The language of the links and the link destinations are now indicated, but the language of the document itself isn’t yet. The html element should get a lang attribute that contains the language code. Here’s what it could look like in the layout:

<html lang="<%= language_code_of(@item) %>">

Redirects

At this point, the site is already a lot friendlier for people from different languages. One thing is still missing , though: a landing page that redirects people to the language of their choice. This means that the landing page will require server-side scripting. For the Myst Online site, I used PHP as this is a widely available scripting language for creating websites, but other languages such as Ruby would have worked as well. A good way of redirecting visitors is to check the contents of the Accept-Language HTTP header, find the preferred language, and then redirect them to the appropriate page.
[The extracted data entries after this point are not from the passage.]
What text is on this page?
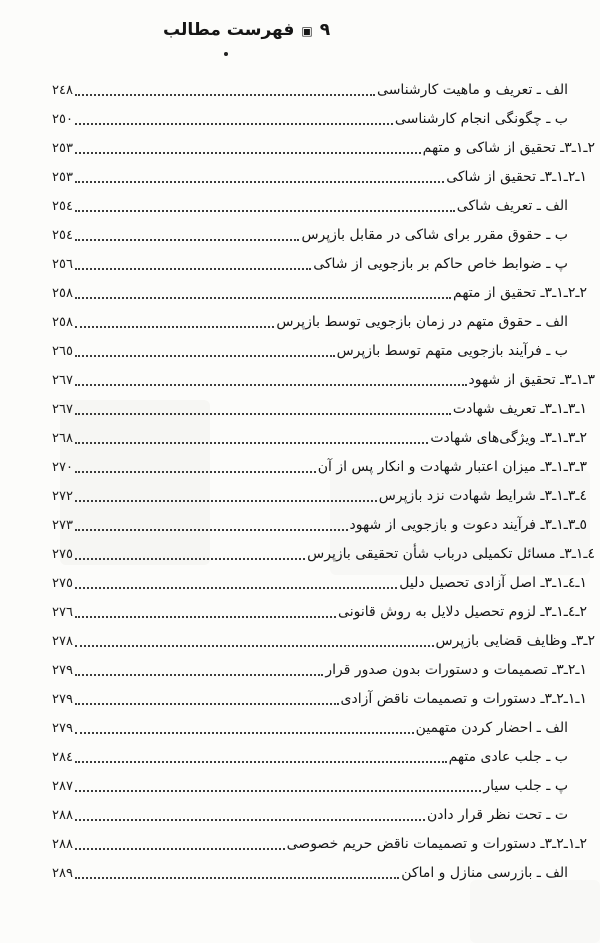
٩
▣
فهرست مطالب
٢٤٨	الف ـ تعریف و ماهیت کارشناسی
٢٥٠	ب ـ چگونگی انجام کارشناسی
٢٥٣	٢ـ١ـ٣ـ تحقیق از شاکی و متهم
٢٥٣	١ـ٢ـ١ـ٣ـ تحقیق از شاکی
٢٥٤	الف ـ تعریف شاکی
٢٥٤	ب ـ حقوق مقرر برای شاکی در مقابل بازپرس
٢٥٦	پ ـ ضوابط خاص حاکم بر بازجویی از شاکی
٢٥٨	٢ـ٢ـ١ـ٣ـ تحقیق از متهم
٢٥٨	الف ـ حقوق متهم در زمان بازجویی توسط بازپرس
٢٦٥	ب ـ فرآیند بازجویی متهم توسط بازپرس
٢٦٧	٣ـ١ـ٣ـ تحقیق از شهود
٢٦٧	١ـ٣ـ١ـ٣ـ تعریف شهادت
٢٦٨	٢ـ٣ـ١ـ٣ـ ویژگی‌های شهادت
٢٧٠	٣ـ٣ـ١ـ٣ـ میزان اعتبار شهادت و انکار پس از آن
٢٧٢	٤ـ٣ـ١ـ٣ـ شرایط شهادت نزد بازپرس
٢٧٣	٥ـ٣ـ١ـ٣ـ فرآیند دعوت و بازجویی از شهود
٢٧٥	٤ـ١ـ٣ـ مسائل تکمیلی درباب شأن تحقیقی بازپرس
٢٧٥	١ـ٤ـ١ـ٣ـ اصل آزادی تحصیل دلیل
٢٧٦	٢ـ٤ـ١ـ٣ـ لزوم تحصیل دلایل به روش قانونی
٢٧٨	٢ـ٣ـ وظایف قضایی بازپرس
٢٧٩	١ـ٢ـ٣ـ تصمیمات و دستورات بدون صدور قرار
٢٧٩	١ـ١ـ٢ـ٣ـ دستورات و تصمیمات ناقض آزادی
٢٧٩	الف ـ احضار کردن متهمین
٢٨٤	ب ـ جلب عادی متهم
٢٨٧	پ ـ جلب سیار
٢٨٨	ت ـ تحت نظر قرار دادن
٢٨٨	٢ـ١ـ٢ـ٣ـ دستورات و تصمیمات ناقض حریم خصوصی
٢٨٩	الف ـ بازرسی منازل و اماکن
Here’s the PHP code for parsing the header and returning a list of language codes requested by the user agent, sorted by decreasing preference using qval:

// Parse the Accept-Language header
$langs = array();
if(isset($_SERVER['HTTP_ACCEPT_LANGUAGE']))
{
  // Parse language
  // e.g. en-ca,en;q=0.8,en-us;q=0.6,de-de;q=0.4,de;q=0.2
  preg_match_all(
    '/([a-z]{1,8}(-[a-z]{1,8})?)\s*(;\s*q\s*=\s*(1|0\.[0-9]+))?/i',
    $_SERVER['HTTP_ACCEPT_LANGUAGE'],
    $lang);

  if(count($lang[1]) > 0)
  {
    // Create key-value pair
    $langs = array_combine($lang[1], $lang[4]);

    // Use default q value of 1
    foreach ($langs as $lang => $val)
    {
      if ($val === '')
        $langs[$lang] = 1;
    }

    // Sort based on q value
    arsort($langs, SORT_NUMERIC);
  }
}

Once the list of requested language codes is constructed, we can iterate over this list and try to redirect. For each of the requested languages, check whether the site has a translation in this language, and if it does, redirect.

First, though, we need to build the list of codes of all languages the site is translated in. This involves generating PHP code using Ruby code, which is icky, but it does the trick. Here’s the code:

<%# Find all language codes %>
<%
home         = @items['/en.*']
translations = translations_of(home)
codes        = translations.map { |t| language_code_of(t) }
%>

<%# Build PHP array of language codes %>
$codes = array(<%= codes.join(', ') %>);

The redirection code itself is given below. Note the redirection to the English version of the site s a fallback if no other languages could be satisfied.

// Show correct site
foreach($langs as $request_lang => $qval)
{
  foreach($codes as $code)
  {
    if(strpos($request_lang, $code) === 0)
      redirect($code);
  }
}
redirect('en');

The PHP redirect() function still needs to be implemented. This function creates a HTTP redirect to the home page in the given language. The HTTP header is different based on whether HTTP 1.0 or 1.1 is used. Here is its implementation:

function redirect($lang)
{
  global $base_url;

  // Set HTTP status code
  if ($_SERVER['SERVER_PROTOCOL'] == 'HTTP/1.1')
    header('HTTP/1.1 303 See Other');
  else
    header('HTTP/1.0 302 Moved Temporarily');

  // Set location
  header('Location: ' . $base_url . '/' . $lang . '/');

  // Stop!
  exit();
}

The global $base_url variable contains the base URL for the website. For the Myst Online website, this is https://mystonline.com. It is used to build the full redirection URL. You can either hardcode this in PHP, like this:

$base_url = 'https://mystonline.com';

… or you can set the base_url configuration attribute in nanoc.yaml (or config.yaml for older sites) and generate the PHP code for setting it (a bit icky, but DRYer):

$base_url = '<%= @site.config[:base_url] %>';

That’s the end of this guide. Now, you have a website in multiple languages where every language is given equal attention. For example, a German-speaking person can arrive on the site and be redirected to the German version of the site, and even the URLs will be in German.